Three Hawaii Island renewable energy contracts amended, will result in long-term savings for customers
No longer linked to cost of oil, fixed prices will stabilize bills
News Release from HECO, 5/22/2023
HILO, May 22, 2023 – Hawaiian Electric has renegotiated three of four renewable energy contracts at fixed rates that can help reduce and stabilize bills, resulting in long-term savings for customers on Hawaii Island.
The current contracts with Puna Geothermal Venture (PGV), Hawi Renewable Development (HRD), and Wailuku River Hydroelectric (WRH) are long-term “avoided cost” contracts with adjustable rates that are tied to oil prices and that fluctuate monthly. Amended contracts were recently filed with the Public Utilities Commission (PUC) for approval.
Based on today’s rates, a typical residential customer using 500 kilowatts could see savings ranging from $9 to $13 per month. The amount of savings and the timing depends on when PGV and HRD expand their output, which is expected in 2026; the majority of savings will come from the amended PGV contract.
($13 x 12 = $156/yr x 30 years = $4,680 you paid for this scam)
If the PGV expansion is approved, at least 65% of the island’s energy would be generated by renewable resources by 2026.
“We’ve been working hard with our independent power producers to amend these contracts to provide substantial benefits to our customers on Hawaii Island,” said Rebecca Dayhuff Matsushima, Hawaiian Electric’s vice president of resource procurement. “Benefits include bill savings, stabilized energy rates, more renewable energy and reliability, and decreased fossil fuel consumption and greenhouse gas emissions.
“This is significant because more than half the island’s energy is generated by independent power producers and more than half the electric rate covers fuel and purchased power. These amended contracts have lower cost, fixed pricing delinked from volatile oil prices.”
The four original contracts were negotiated in the 1990s and 2000s when laws required utilities to buy energy from renewable energy producers at “avoided cost” – avoiding the use of oil but paying the same rate.
Avoided cost was seen as an incentive to developers to build renewable energy projects. Today, the market for renewable energy is highly competitive and the law no longer requires avoided cost contracts.
In March 2022, the PUC conditionally approved the Puna Geothermal Venture contract, which would increase the output of the plant and reduce the amount Hawaiian Electric pays for the electricity it produces. The contract is subject to an environmental review and PGV recently submitted a draft Environmental Impact Statement to the County of Hawaii.
A first amendment to the 25-year contract was filed in April 2023 and includes an updated in-service date of September 2026. The facility would be repowered with modern, more efficient generating equipment and provide up to 46 megawatts to the grid.

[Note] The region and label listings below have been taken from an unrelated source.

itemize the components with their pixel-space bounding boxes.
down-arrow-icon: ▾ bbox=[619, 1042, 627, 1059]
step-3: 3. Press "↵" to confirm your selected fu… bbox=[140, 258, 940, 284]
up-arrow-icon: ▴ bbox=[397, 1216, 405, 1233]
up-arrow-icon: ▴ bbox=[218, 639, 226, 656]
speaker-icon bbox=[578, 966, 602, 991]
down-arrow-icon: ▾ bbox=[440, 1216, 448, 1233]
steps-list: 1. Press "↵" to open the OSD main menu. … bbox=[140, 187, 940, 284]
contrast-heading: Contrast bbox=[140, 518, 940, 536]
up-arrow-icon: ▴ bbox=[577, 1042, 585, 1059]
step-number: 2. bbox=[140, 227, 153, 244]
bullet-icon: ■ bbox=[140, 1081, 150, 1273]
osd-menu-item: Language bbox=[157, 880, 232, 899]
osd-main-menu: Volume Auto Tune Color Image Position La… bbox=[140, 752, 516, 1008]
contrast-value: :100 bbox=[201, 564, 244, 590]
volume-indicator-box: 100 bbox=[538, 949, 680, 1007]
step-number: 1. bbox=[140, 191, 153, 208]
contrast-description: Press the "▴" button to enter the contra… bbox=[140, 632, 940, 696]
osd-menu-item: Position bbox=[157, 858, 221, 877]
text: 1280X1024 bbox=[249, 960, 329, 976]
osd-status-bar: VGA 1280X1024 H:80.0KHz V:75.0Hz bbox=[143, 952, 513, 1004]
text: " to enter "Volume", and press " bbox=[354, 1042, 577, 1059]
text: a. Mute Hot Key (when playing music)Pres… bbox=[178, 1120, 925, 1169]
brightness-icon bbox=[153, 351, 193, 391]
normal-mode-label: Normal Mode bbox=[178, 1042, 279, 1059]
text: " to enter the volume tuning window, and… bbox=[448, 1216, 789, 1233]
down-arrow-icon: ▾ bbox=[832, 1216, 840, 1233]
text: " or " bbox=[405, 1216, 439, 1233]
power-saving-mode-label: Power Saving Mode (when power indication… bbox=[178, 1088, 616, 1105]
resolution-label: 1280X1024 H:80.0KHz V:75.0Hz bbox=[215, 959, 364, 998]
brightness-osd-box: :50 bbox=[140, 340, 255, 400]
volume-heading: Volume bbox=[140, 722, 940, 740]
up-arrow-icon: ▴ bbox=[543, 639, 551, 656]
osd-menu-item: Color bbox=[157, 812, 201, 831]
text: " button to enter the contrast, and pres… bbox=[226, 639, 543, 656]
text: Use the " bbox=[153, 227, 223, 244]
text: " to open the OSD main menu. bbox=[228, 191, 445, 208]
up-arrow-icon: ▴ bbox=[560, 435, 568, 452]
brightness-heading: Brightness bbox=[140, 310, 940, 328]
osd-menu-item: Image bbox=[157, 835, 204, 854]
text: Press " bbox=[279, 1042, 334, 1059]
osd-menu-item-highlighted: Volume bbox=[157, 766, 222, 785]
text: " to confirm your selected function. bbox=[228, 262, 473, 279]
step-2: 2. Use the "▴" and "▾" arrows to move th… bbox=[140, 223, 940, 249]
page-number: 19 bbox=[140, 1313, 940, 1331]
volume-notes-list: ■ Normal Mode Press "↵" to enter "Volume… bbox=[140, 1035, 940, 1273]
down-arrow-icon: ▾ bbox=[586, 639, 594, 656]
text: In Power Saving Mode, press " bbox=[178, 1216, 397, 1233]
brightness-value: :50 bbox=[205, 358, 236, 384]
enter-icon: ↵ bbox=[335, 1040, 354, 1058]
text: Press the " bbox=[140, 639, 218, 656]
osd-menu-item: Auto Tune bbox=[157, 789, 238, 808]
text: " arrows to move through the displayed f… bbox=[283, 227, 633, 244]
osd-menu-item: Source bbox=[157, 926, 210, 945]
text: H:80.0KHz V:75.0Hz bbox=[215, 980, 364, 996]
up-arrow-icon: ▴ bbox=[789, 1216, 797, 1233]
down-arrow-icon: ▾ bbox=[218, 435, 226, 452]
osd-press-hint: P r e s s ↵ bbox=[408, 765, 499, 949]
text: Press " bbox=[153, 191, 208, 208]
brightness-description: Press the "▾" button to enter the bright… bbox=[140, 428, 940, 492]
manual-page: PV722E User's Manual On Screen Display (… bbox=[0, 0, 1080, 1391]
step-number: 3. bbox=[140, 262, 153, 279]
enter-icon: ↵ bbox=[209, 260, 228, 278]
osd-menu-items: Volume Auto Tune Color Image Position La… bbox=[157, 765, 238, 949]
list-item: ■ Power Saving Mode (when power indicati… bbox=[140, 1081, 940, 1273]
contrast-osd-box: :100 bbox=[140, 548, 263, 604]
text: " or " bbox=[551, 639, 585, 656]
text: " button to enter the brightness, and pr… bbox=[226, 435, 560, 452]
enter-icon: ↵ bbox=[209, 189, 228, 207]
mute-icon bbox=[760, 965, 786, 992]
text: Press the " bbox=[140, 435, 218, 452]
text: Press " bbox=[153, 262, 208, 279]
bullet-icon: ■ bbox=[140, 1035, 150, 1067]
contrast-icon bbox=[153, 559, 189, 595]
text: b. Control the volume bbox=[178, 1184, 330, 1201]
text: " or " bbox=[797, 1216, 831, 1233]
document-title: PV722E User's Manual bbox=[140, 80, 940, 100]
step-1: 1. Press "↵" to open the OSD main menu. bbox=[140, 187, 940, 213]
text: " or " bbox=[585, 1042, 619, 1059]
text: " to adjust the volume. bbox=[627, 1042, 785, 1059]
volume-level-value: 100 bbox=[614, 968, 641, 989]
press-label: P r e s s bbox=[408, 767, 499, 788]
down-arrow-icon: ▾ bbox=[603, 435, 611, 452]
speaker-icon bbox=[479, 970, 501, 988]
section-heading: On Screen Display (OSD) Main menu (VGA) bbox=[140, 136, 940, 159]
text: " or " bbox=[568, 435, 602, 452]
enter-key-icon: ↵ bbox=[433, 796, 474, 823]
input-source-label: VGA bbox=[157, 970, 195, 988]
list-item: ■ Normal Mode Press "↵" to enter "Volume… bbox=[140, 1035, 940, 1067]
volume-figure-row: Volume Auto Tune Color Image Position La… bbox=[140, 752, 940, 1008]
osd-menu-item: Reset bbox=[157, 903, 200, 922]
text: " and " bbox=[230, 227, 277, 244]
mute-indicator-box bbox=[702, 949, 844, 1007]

An amended contract with Hawi Renewable Development, which produces electricity from wind, was filed in December 2021. A first amendment to the 20-year contract was filed in January 2023 and includes modifications to upgrade and repower the facility to provide up to 34 megawatts. It currently provides up to 11 megawatts to the grid.
Regulators are reviewing a second amendment to the existing Wailuku River Hydroelectric contract, which was extended while the amended contract is being reviewed. Until the amendment is approved, the 12-megawatt run-of-river facility is allowed to continue operations under the existing contract.
Customers could see bill savings from the hydroelectric contract as early as this summer. Savings also will depend on the island’s generation mix at the time and future oil prices. Projected savings are based on a comparison to current oil prices, which may increase or decrease in the future.
The remaining long-term avoided cost contract, Pakini Nui Wind Farm, expires in 2027.